Romero plans on taking the the regulatory body to court after what he feels like was an injustice during his weight cut last week, Romero’s agent Malki Kawa told Ariel Helwani on Monday’s edition of The MMA Hour.
“We’re gonna sue them,” Kawa said. “I’m gonna send the paperwork soon. It’s going out probably this week.”
Romero missed weight on his first attempt by one pound Friday, ahead of what would have been a title fight against Robert Whittaker in the main event of UFC 225 in Chicago. Per commission rule, Romero then had two extra hours to shed the final pound and make championship weight at 185.
However, Romero and his team are saying that commission director Nancy Illg pulled the plug on the weight cut only an hour into what was supposed to be a two-hour window. Per Romero’s team, doctors on hand during the cut said Romero could keep going, but Illg said no, because she didn’t feel comfortable letting him dehydrate himself any more. Romero ended up missing weight by .2 pounds on his second attempt, making the fight no longer for a title.

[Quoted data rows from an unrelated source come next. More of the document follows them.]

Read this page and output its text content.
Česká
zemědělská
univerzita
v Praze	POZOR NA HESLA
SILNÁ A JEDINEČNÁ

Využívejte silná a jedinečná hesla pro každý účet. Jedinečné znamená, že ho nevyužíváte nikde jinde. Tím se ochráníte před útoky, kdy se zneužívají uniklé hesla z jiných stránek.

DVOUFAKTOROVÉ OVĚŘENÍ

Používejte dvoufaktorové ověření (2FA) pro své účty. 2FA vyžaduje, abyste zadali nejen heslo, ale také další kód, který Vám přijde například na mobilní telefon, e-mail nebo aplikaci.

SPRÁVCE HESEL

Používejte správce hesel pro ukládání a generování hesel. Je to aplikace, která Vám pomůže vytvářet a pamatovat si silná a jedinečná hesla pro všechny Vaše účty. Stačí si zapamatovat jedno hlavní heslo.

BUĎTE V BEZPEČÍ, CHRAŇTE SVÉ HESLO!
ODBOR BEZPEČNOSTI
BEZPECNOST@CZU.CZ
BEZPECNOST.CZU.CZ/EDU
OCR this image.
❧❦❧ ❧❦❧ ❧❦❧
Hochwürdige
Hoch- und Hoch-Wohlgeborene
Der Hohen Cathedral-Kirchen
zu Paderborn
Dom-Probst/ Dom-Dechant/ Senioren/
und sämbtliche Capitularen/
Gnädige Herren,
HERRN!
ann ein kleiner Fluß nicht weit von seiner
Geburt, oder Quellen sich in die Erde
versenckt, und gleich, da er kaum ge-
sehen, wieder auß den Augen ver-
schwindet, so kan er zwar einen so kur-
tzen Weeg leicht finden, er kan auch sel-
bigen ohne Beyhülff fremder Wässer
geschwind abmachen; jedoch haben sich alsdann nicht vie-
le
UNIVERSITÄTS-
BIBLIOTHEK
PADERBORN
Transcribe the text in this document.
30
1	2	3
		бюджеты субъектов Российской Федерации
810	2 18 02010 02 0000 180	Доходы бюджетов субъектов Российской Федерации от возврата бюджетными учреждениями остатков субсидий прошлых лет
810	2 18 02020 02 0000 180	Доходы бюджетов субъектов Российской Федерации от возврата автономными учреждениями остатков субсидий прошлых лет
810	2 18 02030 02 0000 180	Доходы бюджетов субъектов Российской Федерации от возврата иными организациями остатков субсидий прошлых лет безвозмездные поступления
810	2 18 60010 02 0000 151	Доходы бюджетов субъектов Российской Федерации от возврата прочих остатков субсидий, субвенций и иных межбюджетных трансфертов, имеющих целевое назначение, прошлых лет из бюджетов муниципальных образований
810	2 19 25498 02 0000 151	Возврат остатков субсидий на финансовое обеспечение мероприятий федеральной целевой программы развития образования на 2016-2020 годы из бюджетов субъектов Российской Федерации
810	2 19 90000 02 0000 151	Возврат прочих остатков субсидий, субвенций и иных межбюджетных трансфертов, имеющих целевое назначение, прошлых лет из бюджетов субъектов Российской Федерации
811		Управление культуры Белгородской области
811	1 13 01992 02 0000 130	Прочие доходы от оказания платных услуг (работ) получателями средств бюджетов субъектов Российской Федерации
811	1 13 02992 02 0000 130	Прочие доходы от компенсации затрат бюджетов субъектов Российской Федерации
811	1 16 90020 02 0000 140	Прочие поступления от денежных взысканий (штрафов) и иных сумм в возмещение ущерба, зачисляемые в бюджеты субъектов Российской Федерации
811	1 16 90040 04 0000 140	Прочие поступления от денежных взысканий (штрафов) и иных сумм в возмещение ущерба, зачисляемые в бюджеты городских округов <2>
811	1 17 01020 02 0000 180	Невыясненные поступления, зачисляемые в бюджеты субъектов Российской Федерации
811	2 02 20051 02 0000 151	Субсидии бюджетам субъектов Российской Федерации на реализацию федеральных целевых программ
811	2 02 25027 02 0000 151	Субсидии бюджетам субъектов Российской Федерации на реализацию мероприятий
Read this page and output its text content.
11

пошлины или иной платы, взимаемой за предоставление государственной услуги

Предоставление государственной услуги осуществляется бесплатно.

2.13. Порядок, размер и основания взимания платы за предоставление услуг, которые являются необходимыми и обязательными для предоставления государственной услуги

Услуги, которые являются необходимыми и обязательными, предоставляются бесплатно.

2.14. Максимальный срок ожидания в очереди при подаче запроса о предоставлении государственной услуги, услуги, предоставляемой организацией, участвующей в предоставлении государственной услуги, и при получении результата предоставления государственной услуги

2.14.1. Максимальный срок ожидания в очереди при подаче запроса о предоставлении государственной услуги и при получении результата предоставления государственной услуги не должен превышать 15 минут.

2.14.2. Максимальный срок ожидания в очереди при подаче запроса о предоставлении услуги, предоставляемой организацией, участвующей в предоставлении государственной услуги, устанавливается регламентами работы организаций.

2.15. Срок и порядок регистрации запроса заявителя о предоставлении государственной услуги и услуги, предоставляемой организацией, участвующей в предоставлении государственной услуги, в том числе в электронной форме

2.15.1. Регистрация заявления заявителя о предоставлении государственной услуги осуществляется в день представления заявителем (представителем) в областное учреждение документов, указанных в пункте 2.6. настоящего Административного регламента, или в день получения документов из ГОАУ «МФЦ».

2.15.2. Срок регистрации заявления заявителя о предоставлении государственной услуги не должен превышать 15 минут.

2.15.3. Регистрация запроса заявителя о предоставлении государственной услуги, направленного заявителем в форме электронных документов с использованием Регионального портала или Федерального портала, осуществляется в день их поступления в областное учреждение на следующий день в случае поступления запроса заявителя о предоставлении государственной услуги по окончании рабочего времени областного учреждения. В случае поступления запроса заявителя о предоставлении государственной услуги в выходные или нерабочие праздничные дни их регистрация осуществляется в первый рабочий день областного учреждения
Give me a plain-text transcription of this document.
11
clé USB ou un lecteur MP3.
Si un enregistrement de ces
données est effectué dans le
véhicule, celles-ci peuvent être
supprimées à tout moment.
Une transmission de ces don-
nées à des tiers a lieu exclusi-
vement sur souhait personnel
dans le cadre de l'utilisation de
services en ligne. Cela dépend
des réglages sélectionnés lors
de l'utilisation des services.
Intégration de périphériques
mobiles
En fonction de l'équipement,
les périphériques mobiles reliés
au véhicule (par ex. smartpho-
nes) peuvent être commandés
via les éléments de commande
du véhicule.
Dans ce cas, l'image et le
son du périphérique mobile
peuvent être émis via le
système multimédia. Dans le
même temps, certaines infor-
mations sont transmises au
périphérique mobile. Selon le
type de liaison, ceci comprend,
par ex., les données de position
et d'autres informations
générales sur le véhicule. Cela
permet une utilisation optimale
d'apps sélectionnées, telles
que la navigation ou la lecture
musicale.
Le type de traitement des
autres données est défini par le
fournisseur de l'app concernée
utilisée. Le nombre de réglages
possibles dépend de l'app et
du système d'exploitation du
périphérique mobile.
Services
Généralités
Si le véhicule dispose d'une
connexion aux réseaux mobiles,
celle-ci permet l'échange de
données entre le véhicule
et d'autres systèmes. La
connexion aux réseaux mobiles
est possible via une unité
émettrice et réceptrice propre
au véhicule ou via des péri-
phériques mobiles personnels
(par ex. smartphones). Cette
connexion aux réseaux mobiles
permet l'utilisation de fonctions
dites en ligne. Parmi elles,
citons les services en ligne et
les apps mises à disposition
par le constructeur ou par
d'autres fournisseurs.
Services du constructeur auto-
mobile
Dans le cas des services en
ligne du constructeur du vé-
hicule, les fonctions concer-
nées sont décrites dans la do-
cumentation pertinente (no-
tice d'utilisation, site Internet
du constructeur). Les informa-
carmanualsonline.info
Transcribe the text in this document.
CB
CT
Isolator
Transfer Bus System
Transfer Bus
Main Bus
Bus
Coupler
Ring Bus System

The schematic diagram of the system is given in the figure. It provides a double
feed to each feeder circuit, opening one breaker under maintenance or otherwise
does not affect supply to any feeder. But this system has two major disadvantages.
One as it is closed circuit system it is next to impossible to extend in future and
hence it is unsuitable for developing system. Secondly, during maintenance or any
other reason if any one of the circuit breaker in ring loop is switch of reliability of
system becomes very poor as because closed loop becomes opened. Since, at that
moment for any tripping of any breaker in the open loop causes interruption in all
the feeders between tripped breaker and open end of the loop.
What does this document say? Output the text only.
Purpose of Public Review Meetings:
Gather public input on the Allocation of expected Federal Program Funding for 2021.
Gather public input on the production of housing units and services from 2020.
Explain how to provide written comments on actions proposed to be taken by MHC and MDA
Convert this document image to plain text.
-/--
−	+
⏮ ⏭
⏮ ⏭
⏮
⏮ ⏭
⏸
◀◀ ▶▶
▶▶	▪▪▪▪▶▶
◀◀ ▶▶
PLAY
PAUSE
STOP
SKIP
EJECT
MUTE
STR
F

“I don’t know why, but it’s terrible,” Romero said. “It’s a very terrible decision. I had only 45 minutes.”
Romero’s other agent, Abe Kawa, Malki’s brother, said Monday on The MMA Hour that the plan once they knew Romero could get an extra two hours if he was within three pounds on the first attempt was to take them and utilize them. Abe Kawa said he found that information out early Friday morning before weigh-ins.
“The whole plan was to use those two hours,” Abe Kawa said. “So everything we did from that point going forward in the weight cut was to use those extra two hours slotted to us.”
Abe Kawa said Illg told him she was making an “administrative call” to stop the weight cut despite clearance from doctors. Malki Kawa said Romero lost 20 percent of his purse due to missing weight and missed out on the $50,000 Fight of the Night bonus, too.
Illg referred reporters Friday to the Illinois state press office regarding the situation. The Illinois Department of Financial and Professional Regulation, which oversees the commission, has yet to respond to requests for comment from MMA Fighting.
Romero ended up falling to Whittaker by split decision in the fight, though many — including Romero and his team — thought Romero won or was at least a draw.
“I’m very professional,” Romero said. “That’s a decision for the judge. But I know I win. I know 100 percent I win. I know I don’t lose it. End of the day, the people know. The people see what happened. The people can see what’s going on, what happened Saturday night in Chicago. Honestly, I win the fight. But it is what it is.”